I am wondering about how to implement efficiently a code that replaces some entries of an array with specific values. In other words, I have a matrix and a vector with some indices of the matrix where a logical condition holds. I want to change these entries for some values that I have in a vector.
So far, I've doing it with a loop, but perhaps there is a better strategy that uses filtering or something like that.
A small example would be:
A = collect(1:8); println(A)
B = [10,20]
C = A.<=2
k = 1
for t=1:8
if C[t] == 1
A[t] = B[k]
k = k+1
else
end
end
However, I need to do this in inside a quite intensive loop, with a bigger matrix. The indices I have to change are always the same, but the vector of values (the counterpart of B) changes in each iteration.
Thanks so much!
You can simply write:
A = collect(1:8)
B = [10,20]
C = findall(A.<=2)
A[C] = B
The use of findall
function could be also rewritten as C = findall(x -> x <= 2, A)

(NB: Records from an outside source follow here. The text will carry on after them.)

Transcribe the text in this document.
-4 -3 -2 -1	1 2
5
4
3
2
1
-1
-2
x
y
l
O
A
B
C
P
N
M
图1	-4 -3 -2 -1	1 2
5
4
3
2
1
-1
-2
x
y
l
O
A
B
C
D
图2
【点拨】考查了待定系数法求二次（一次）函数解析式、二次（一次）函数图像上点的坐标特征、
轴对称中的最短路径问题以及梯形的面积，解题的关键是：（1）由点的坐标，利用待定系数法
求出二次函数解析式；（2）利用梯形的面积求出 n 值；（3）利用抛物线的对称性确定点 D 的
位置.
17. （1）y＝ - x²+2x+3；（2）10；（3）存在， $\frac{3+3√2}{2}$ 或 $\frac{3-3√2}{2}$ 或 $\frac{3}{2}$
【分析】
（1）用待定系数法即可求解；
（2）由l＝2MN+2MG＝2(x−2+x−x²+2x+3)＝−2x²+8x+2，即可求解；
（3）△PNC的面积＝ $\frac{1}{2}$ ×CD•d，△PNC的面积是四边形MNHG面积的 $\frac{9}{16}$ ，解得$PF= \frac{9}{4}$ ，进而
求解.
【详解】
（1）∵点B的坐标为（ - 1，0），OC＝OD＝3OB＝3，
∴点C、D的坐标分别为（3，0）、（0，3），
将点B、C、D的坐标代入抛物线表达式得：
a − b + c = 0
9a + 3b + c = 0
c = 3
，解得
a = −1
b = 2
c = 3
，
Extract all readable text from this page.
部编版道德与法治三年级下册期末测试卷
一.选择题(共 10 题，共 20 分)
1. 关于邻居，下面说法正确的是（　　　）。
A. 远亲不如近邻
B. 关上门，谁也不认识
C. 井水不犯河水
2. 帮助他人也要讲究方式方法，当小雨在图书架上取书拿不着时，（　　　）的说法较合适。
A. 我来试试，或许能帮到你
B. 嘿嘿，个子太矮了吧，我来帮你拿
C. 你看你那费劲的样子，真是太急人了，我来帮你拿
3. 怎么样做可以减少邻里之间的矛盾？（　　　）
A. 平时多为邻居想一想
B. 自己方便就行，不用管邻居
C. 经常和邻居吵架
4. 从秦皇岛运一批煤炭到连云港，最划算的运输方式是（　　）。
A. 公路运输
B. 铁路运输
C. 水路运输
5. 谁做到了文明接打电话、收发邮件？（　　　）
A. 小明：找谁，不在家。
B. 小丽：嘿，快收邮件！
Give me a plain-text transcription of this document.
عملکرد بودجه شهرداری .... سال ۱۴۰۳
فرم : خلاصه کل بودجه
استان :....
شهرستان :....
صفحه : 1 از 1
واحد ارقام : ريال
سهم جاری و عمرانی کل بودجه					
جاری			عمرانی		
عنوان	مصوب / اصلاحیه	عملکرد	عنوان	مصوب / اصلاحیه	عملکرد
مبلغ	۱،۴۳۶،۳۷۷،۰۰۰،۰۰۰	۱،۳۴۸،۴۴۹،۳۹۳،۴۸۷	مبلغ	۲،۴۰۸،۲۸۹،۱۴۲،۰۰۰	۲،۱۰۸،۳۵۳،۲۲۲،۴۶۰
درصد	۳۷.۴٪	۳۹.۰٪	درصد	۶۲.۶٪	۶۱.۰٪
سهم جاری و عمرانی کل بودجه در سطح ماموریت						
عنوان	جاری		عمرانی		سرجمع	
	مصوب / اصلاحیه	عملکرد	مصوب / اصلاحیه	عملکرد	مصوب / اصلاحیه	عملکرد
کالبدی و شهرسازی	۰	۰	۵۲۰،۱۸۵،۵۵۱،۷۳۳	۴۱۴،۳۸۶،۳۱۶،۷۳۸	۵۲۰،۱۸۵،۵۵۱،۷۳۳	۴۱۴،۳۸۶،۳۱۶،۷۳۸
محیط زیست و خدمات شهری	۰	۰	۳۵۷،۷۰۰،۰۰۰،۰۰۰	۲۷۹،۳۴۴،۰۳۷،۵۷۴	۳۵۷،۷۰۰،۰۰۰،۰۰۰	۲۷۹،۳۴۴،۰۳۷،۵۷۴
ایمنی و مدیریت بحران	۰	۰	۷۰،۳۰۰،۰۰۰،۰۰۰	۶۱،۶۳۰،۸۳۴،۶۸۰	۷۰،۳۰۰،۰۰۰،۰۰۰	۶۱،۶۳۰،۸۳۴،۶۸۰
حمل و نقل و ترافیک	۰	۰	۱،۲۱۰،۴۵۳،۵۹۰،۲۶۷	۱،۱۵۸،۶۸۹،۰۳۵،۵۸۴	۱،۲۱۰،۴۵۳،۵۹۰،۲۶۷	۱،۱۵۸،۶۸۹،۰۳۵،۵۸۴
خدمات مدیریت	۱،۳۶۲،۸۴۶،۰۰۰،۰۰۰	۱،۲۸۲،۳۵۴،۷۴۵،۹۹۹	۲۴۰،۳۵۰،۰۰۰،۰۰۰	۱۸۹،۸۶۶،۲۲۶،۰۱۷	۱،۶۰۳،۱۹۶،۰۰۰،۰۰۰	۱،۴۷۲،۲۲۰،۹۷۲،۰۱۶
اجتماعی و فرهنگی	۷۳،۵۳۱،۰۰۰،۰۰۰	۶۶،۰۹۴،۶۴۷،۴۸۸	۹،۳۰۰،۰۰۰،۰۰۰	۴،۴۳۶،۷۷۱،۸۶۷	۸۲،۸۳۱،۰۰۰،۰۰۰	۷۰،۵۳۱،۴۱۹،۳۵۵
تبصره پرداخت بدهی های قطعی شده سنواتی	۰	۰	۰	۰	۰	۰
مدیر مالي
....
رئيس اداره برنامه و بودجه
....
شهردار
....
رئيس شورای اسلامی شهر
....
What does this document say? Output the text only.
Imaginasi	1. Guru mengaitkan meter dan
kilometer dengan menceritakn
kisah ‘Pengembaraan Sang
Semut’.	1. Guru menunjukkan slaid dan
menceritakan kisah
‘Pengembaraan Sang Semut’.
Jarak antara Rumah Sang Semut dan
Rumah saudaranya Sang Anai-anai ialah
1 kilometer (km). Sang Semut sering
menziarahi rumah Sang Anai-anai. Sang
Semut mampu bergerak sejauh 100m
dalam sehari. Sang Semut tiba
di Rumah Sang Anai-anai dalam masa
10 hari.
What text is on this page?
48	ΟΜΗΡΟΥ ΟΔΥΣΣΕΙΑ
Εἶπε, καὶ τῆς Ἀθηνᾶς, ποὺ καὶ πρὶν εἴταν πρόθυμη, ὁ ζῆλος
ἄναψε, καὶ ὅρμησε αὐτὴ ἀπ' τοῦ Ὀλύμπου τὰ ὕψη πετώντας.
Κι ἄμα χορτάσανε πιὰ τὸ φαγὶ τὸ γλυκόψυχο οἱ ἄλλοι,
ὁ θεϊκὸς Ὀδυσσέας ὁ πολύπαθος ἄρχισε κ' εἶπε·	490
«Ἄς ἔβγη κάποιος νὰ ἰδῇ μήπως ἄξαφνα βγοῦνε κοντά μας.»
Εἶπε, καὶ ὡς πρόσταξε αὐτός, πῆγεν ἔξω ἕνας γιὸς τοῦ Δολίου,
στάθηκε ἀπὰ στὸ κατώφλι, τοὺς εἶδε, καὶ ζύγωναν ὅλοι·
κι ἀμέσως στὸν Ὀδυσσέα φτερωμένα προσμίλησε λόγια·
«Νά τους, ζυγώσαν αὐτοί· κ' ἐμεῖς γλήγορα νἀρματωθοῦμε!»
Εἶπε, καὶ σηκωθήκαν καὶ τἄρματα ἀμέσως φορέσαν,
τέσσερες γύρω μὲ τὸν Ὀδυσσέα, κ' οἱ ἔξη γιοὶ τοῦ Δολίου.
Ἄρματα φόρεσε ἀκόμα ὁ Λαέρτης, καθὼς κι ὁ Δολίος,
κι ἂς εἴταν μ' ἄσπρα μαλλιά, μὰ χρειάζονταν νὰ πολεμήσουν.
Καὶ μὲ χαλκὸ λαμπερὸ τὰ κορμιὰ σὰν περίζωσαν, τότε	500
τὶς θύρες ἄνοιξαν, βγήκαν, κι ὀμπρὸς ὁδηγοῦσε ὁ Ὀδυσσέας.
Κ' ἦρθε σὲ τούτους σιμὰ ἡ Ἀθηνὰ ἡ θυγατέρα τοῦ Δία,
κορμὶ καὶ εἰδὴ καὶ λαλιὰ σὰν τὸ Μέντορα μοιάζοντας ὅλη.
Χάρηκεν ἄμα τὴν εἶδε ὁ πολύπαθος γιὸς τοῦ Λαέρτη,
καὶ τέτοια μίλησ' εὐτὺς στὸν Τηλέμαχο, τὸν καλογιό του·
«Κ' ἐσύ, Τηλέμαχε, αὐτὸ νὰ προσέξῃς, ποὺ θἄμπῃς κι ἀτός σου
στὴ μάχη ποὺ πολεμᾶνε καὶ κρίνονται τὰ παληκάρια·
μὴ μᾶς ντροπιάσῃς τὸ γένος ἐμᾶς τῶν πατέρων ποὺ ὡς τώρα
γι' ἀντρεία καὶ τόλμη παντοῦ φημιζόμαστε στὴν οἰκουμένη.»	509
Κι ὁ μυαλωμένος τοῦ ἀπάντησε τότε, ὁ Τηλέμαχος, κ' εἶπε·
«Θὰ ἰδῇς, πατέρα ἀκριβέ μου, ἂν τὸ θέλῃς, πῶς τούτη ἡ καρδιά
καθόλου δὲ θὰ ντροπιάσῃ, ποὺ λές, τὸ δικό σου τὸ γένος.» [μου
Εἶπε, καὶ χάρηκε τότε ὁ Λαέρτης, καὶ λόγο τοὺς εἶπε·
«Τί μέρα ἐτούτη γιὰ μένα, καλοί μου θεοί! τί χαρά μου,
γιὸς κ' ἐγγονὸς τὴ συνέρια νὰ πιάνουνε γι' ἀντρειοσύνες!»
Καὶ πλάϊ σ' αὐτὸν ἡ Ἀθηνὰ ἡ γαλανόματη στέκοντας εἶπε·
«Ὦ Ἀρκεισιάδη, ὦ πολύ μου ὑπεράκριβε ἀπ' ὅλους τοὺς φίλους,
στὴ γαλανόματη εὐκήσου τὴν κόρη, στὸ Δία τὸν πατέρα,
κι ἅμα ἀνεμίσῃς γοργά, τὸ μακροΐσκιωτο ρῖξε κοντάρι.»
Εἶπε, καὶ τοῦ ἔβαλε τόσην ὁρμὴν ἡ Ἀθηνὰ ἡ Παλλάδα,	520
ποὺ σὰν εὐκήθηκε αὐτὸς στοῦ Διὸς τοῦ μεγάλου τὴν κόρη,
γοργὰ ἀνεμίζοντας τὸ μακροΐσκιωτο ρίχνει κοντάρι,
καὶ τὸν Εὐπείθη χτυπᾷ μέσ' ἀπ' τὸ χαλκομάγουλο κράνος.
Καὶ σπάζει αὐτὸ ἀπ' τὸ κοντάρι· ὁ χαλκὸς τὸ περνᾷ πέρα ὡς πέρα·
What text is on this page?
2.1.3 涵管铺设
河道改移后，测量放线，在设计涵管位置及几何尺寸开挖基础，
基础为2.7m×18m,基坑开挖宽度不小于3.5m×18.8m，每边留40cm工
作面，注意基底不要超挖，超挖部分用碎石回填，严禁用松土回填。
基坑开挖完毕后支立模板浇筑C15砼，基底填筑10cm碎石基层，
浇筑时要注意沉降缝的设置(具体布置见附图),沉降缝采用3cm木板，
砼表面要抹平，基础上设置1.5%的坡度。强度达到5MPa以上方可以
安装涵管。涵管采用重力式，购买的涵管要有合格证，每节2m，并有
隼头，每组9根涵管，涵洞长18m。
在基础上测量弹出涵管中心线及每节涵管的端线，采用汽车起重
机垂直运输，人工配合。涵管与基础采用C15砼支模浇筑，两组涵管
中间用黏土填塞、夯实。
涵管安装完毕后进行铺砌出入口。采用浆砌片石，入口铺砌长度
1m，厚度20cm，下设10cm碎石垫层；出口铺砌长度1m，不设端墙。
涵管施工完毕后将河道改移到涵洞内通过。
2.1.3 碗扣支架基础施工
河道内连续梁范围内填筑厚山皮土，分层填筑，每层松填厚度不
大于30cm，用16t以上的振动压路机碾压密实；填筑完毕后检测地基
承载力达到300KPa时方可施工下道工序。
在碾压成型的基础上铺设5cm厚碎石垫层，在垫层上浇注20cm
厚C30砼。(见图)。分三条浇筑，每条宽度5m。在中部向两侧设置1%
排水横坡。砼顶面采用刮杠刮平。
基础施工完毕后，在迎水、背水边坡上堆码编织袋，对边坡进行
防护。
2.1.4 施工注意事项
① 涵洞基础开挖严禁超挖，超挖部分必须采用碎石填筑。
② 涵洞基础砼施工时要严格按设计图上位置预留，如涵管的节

to reduce the number of allocations. The key is that it is better that C
holds actual indices than logical indices. Technically A[C] = B
would also accept logical indices in C
but then it is slower. And assuming that C
is computed once while A[C] = B
is computed many times it is better to precompute the indices you want to use.
If C
changes with every iteration then it might be better to write C .= A .<= 2
and then A[C] = B
(note that I use in-pace update of C
here as when it is updated many times it is faster). You would have to benchmark what is better in your specific case.